Global Eagle, meanwhile, does still have a unique position in terms of being a major distributor of non-theatrical content primarily serving airlines. “Our global library has been a unique differentiator for Global Eagle against other CSPs. In fact, we provide content to almost all of our competitors that they in turn place with their customers,” noted Marks during the company’s earnings call.

Indeed, Global Eagle, among other licenses, holds the rights to offer Lionsgate content. And, as reported by Global Eagle in the past, the firm has lab deals with Paramount, Disney, Warner Bros. and Lionsgate. No other CSP has a supplier network of Global Eagle’s caliber and size. Even so, in the third quarter Global Eagle’s content distribution revenue to third parties was down $5.7 million year-over-year due to two factors.

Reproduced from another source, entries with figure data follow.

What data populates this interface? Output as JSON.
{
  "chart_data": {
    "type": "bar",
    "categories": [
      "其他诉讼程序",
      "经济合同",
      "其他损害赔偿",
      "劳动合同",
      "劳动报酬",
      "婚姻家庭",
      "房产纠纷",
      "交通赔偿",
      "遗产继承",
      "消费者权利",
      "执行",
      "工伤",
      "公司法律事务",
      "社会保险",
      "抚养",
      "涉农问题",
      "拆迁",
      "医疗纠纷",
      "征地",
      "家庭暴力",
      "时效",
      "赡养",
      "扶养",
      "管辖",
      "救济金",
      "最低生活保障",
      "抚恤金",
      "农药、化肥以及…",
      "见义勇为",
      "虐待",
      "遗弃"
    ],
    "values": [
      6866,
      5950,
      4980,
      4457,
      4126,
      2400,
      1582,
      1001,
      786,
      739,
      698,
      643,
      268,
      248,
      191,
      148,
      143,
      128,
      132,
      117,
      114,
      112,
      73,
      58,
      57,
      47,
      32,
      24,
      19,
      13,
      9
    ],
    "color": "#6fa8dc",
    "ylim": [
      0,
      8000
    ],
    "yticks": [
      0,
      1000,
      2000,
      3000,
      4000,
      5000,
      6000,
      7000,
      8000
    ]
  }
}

“First, we focused our studio relationships to maximize available slate and box office traction. This is a natural evolution as content production has disrupted by new entrants like Netflix and Apple and by studio consolidation,” explained Marks.

“Second, and more importantly, we stopped acquiring content rights on an at-risk basis in the pre-sale film market. While attaining rights at a very early stage sometimes have positive outcomes, we found that betting on scripts at the development stage was hard to forecast and tied up cash for multi-year periods. Exiting these relationships and pre-sale commitments drives positive cash impact.”